All of those things probably matter to some degree or other but I'm gonna propose something that I think is far more important to the life of the church than any of those things.
I used to travel from town to town with a band playing concerts. Sometimes we would show up to a venue and be awestruck by the facility. The big professional stage with state of the art gear, plenty of room for a big audience—maybe it was an old theatre or a new auditorium. It was exciting to set up our instruments and do the soundcheck, getting everything ready for the show.
Then, when it was showtime—we'd peek our heads out from behind the curtain to get a glimpse of the crowd—and sometimes there'd just be a smattering of people. We'd still go out there and play our hearts out as long as there was at least one person but you have to know that playing to a full house is a heck of a lot more fun.
It's not only more fun for the band, it's more fun for the audience.
Now, don't misunderstand me—church isn't a concert—it's not about fun or entertainment or numbers. It is about getting together with God's people to worship Him and experience the comfort and challenge of gathering around His Word and promises, though. It's about singing and praying together with other believers.
When I started NewChurch in 2015 with a handful of people that wanted to worship God and love people along with me, I didn't know what the hardest part of doing this ministry was going to be. It turns out that the most difficult and heart-breaking thing about starting a church is when I peek my head out from behind the curtain and you're not there.

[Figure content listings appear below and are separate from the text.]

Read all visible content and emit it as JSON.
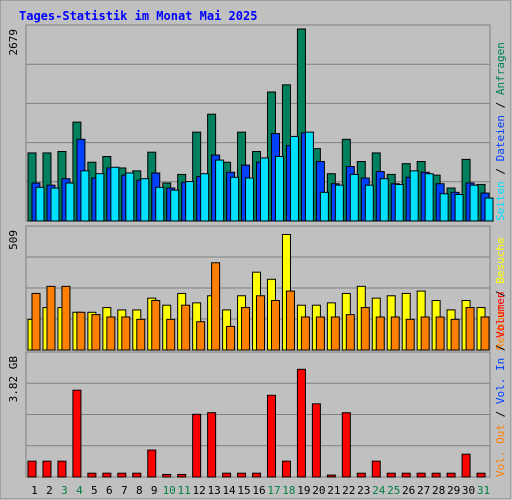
{
  "title": "Tages-Statistik im Monat Mai 2025",
  "colors": {
    "background": "#c0c0c0",
    "border": "#808080",
    "title": "#0000ff",
    "grid": "#808080",
    "hits": "#00805c",
    "files": "#0040ff",
    "pages": "#00e0ff",
    "visits": "#ffff00",
    "sites": "#ff8000",
    "volume": "#ff0000",
    "weekend_label": "#008040",
    "weekday_label": "#000000"
  },
  "chart_data": [
    {
      "type": "bar",
      "panel": "top",
      "max_label": "2679",
      "ylim": [
        0,
        2679
      ],
      "side_legend": [
        {
          "text": "Anfragen",
          "color": "#00805c"
        },
        {
          "text": "Dateien",
          "color": "#0040ff"
        },
        {
          "text": "Seiten",
          "color": "#00e0ff"
        }
      ],
      "categories": [
        "1",
        "2",
        "3",
        "4",
        "5",
        "6",
        "7",
        "8",
        "9",
        "10",
        "11",
        "12",
        "13",
        "14",
        "15",
        "16",
        "17",
        "18",
        "19",
        "20",
        "21",
        "22",
        "23",
        "24",
        "25",
        "26",
        "27",
        "28",
        "29",
        "30",
        "31"
      ],
      "series": [
        {
          "name": "Anfragen",
          "values": [
            950,
            950,
            970,
            1380,
            820,
            900,
            740,
            700,
            960,
            530,
            650,
            1240,
            1490,
            820,
            1240,
            970,
            1800,
            1900,
            2679,
            1010,
            660,
            1140,
            830,
            950,
            650,
            800,
            830,
            640,
            460,
            860,
            510
          ]
        },
        {
          "name": "Dateien",
          "values": [
            530,
            500,
            590,
            1140,
            600,
            740,
            640,
            570,
            670,
            460,
            540,
            620,
            920,
            680,
            780,
            820,
            1220,
            1050,
            1230,
            830,
            520,
            760,
            600,
            690,
            520,
            610,
            680,
            520,
            400,
            530,
            390
          ]
        },
        {
          "name": "Seiten",
          "values": [
            470,
            460,
            530,
            700,
            660,
            750,
            670,
            590,
            470,
            430,
            550,
            660,
            850,
            610,
            600,
            880,
            900,
            1180,
            1240,
            400,
            500,
            650,
            500,
            590,
            510,
            700,
            660,
            380,
            370,
            500,
            320
          ]
        }
      ]
    },
    {
      "type": "bar",
      "panel": "middle",
      "max_label": "509",
      "ylim": [
        0,
        509
      ],
      "side_legend": [
        {
          "text": "Besuche",
          "color": "#ffff00"
        },
        {
          "text": "Rechner",
          "color": "#ff8000"
        }
      ],
      "categories": [
        "1",
        "2",
        "3",
        "4",
        "5",
        "6",
        "7",
        "8",
        "9",
        "10",
        "11",
        "12",
        "13",
        "14",
        "15",
        "16",
        "17",
        "18",
        "19",
        "20",
        "21",
        "22",
        "23",
        "24",
        "25",
        "26",
        "27",
        "28",
        "29",
        "30",
        "31"
      ],
      "series": [
        {
          "name": "Besuche",
          "values": [
            130,
            180,
            180,
            160,
            160,
            180,
            170,
            170,
            220,
            190,
            240,
            200,
            230,
            170,
            230,
            330,
            300,
            490,
            190,
            190,
            200,
            240,
            270,
            220,
            230,
            240,
            250,
            210,
            170,
            210,
            180
          ]
        },
        {
          "name": "Rechner",
          "values": [
            240,
            270,
            270,
            160,
            150,
            140,
            140,
            130,
            210,
            130,
            190,
            120,
            370,
            100,
            180,
            230,
            210,
            250,
            140,
            140,
            140,
            150,
            180,
            140,
            140,
            130,
            140,
            140,
            130,
            180,
            140
          ]
        }
      ]
    },
    {
      "type": "bar",
      "panel": "bottom",
      "max_label": "3.82 GB",
      "ylim": [
        0,
        3.82
      ],
      "side_legend": [
        {
          "text": "Volumen",
          "color": "#ff0000"
        },
        {
          "text": "Vol. In",
          "color": "#0040ff"
        },
        {
          "text": "Vol. Out",
          "color": "#ff8000"
        }
      ],
      "categories": [
        "1",
        "2",
        "3",
        "4",
        "5",
        "6",
        "7",
        "8",
        "9",
        "10",
        "11",
        "12",
        "13",
        "14",
        "15",
        "16",
        "17",
        "18",
        "19",
        "20",
        "21",
        "22",
        "23",
        "24",
        "25",
        "26",
        "27",
        "28",
        "29",
        "30",
        "31"
      ],
      "series": [
        {
          "name": "Volumen",
          "values": [
            0.5,
            0.5,
            0.5,
            2.74,
            0.12,
            0.12,
            0.12,
            0.12,
            0.85,
            0.08,
            0.08,
            1.98,
            2.03,
            0.12,
            0.12,
            0.12,
            2.58,
            0.5,
            3.4,
            2.31,
            0.06,
            2.03,
            0.12,
            0.5,
            0.12,
            0.12,
            0.12,
            0.12,
            0.12,
            0.72,
            0.12
          ]
        }
      ]
    }
  ],
  "x_labels": [
    {
      "text": "1",
      "weekend": false
    },
    {
      "text": "2",
      "weekend": false
    },
    {
      "text": "3",
      "weekend": true
    },
    {
      "text": "4",
      "weekend": true
    },
    {
      "text": "5",
      "weekend": false
    },
    {
      "text": "6",
      "weekend": false
    },
    {
      "text": "7",
      "weekend": false
    },
    {
      "text": "8",
      "weekend": false
    },
    {
      "text": "9",
      "weekend": false
    },
    {
      "text": "10",
      "weekend": true
    },
    {
      "text": "11",
      "weekend": true
    },
    {
      "text": "12",
      "weekend": false
    },
    {
      "text": "13",
      "weekend": false
    },
    {
      "text": "14",
      "weekend": false
    },
    {
      "text": "15",
      "weekend": false
    },
    {
      "text": "16",
      "weekend": false
    },
    {
      "text": "17",
      "weekend": true
    },
    {
      "text": "18",
      "weekend": true
    },
    {
      "text": "19",
      "weekend": false
    },
    {
      "text": "20",
      "weekend": false
    },
    {
      "text": "21",
      "weekend": false
    },
    {
      "text": "22",
      "weekend": false
    },
    {
      "text": "23",
      "weekend": false
    },
    {
      "text": "24",
      "weekend": true
    },
    {
      "text": "25",
      "weekend": true
    },
    {
      "text": "26",
      "weekend": false
    },
    {
      "text": "27",
      "weekend": false
    },
    {
      "text": "28",
      "weekend": false
    },
    {
      "text": "29",
      "weekend": false
    },
    {
      "text": "30",
      "weekend": false
    },
    {
      "text": "31",
      "weekend": true
    }
  ]
}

I miss you when you don't come. It's not the same without you. It matters whether you show up or not. Yes, you.
Writing this kinda goes against the unwritten rule in professional church-work that we're not supposed to even hint at negative ideas. Like, we're always supposed to spin things in the most positive way possible. Okay, fine, how's this:
I can't wait to see you all this Saturday night (for the Fantastical Amazingly Jesus Christmas Concert) and Sunday morning for our awesome weekly worship service. I'm also looking forward to being with my NewChurch spiritual family on Christmas Eve as we have an epic time celebrating the birth of Jesus together.
We have grown over the past (almost) three years, and we continue to grow (thanks be to GOD!) but what I want you to know is this—we all really miss you when you don't come to church. Other than Jesus—Who is the reason we get together in the first place—the most important person to the life of the church is you.